14 mars 2007

Où est passée la Gauche ?

Marie-Ségolène et Laurent
Elle se compte et recompte et ne trouve pas ces cinquante sur cent plus un que lui prédisaient les élections antérieures. L'Elysée dans un fauteuil c'était la peine de laisser courir la gazelle sans cervelle, on récupèrerait les prébendes que forcément elle devrait distribuer pour survivre au stress présidentiel. Bah, elle avait juré qu'elle ne prendrait aucun "sortant" des gouvernements Jospin dans son team avant de se raviser pour appeler au secours les éléphants. Péripéties de campagne !
Au bout du compte les cinquante pour cent ne sont pas là où ils étaient annoncés, ni les quarante d'ailleurs, peut-être quelques trente-cinq, et encore.
Zappatoc le disait clairement ce matin à la Matinale de Canal+, la Gauche doit faire ses 50 en totalisant toutes ses composantes au premier tour. On en est loin, il n'est même pas sûr lui-même de participer, faute de parrainages. Additionner LO + LCR + PT + PC + PS ne fait pas le compte. Alors quoi ?

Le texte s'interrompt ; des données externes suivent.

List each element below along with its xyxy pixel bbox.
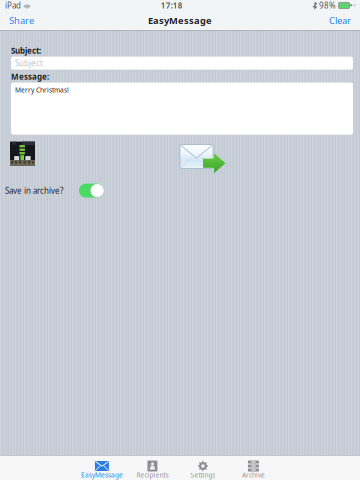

Les Français dans l'ensemble ont envie de changer. Pour quoi ils ne le savent pas eux-mêmes mais ils veulent changer. C'est une présidentielle sans candidat sortant, le moment du renouveau ...
Ainsi malgré ses insuffisances en tous domaines sauf au guichet des pleurs - Marie-Ségolène est une vrai cellule d'accompagnement psychologique à elle seule - la candidate du parti socialiste avait ouvert portes et fenêtres pour faire entrer l'air frais avec les nouveaux adhérents "un clic" et on lui pardonnait tout. Las, le patinage des propositions l'a conduite au baiser de la mort en convoquant l'ancienne clique bourgeoise ranci, partagée entre ouiouistes et nonnistes, archéomarxistes et sociodémocracistes, pour le parfait bonheur du contempteur berlusconien hongrois qui nous vend maintenant l'identité française. On aura tout vu !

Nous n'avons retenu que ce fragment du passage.